RUMS #3 / 2017 - irgendwas ist immer



Ich wollte keine Vorsätze und Wünsche für 2017, und dabei bleib ich auch. Aber ein Motto kann nicht schaden, und jetzt habe ich eins gefunden, was hier passt, wie Po auf Eimer: irgendwas ist immer. Das wird mein Motto, dann schaff ich es vielleicht auch, mich viel weniger zu ärgern, über nichtsnutzigen Kram aller Art, der mir im Alltag so widerfährt.
Genau. Wenn nämlich nix mehr ist, ist das Leben vermutlich vorbei. Das ist (wenn ich nicht gerade den schwarzen Hund danach frage) keine erstrebenswerte Alternative. Also nehm ich lieber den Alltagswahnsinn, mit allem, was dazu gehört. 
Daher jetzt auch auf Shirt:


 Irgendwas ist immer? Genau, deshalb steht das Halsbündchen rechts auch so doof ab, weil Frau Paula es nicht genug gekürzt hat. Machtjanix, das auftrennen von Ovinähten gehört zu meinen bevorzugten Tätigkeiten bei Langeweile. Nicht.
 ... aber das abstehende Bündchen da nervt mich noch viel mehr. Seufz.
Auch schön: wenn nicht mehr genug Stoff da ist, um das Saumbündchen im Fadenlauf zuzuschneiden, und ich dann noch dazu nicht genug dehne. Fakefalten im letzten Fünftel sehen ja soooo toll aus *umfall*. Noch ne Ovinäht zum trennen an langen dunklen Winterabenden. Doppelseufz.
Ich liebe es trotzdem. Das ist mein weltliebster graumelangeton, ich steh sehr auf den Ton-in-Ton Plott dazu, und wenn ich den Spruch seh, muß ich grinsen. Mehr geht nicht, das Shirt ist ein Volltreffer mit kleinen Mängeln.

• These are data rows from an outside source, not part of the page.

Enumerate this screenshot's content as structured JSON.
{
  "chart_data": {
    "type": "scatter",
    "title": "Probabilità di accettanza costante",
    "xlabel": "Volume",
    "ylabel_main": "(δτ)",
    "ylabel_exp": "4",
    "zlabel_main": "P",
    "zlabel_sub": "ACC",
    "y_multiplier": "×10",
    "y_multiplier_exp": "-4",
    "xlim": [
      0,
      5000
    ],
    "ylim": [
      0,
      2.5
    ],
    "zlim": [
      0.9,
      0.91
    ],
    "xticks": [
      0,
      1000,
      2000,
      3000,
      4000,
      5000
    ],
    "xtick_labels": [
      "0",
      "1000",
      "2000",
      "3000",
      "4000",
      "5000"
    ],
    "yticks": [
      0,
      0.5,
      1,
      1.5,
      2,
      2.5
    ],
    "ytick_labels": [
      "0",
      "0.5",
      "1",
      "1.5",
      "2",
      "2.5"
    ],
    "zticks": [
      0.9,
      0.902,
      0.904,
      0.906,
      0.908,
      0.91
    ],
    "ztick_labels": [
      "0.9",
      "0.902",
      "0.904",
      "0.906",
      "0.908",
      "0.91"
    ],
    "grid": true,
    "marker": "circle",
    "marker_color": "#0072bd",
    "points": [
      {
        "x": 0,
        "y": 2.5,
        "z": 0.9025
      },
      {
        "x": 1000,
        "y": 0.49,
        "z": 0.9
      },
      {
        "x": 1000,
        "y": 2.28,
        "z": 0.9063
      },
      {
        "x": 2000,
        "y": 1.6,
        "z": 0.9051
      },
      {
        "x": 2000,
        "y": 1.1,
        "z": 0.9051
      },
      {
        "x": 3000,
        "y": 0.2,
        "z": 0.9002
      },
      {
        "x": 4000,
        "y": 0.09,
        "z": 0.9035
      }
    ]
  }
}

Plott von shhhout über Makerist, supertoller Doubleface-Jersey, schön schwer und kuschelig, über kekero. Flockfolie von der plottermarie, Schnitt Frau Bente von schnittreif, ohne Teilung und Tasche. 
Lieblingsshirtfaktor: extrem hoch.
RUMS.
Euch allen ein schönes Winterwochenende.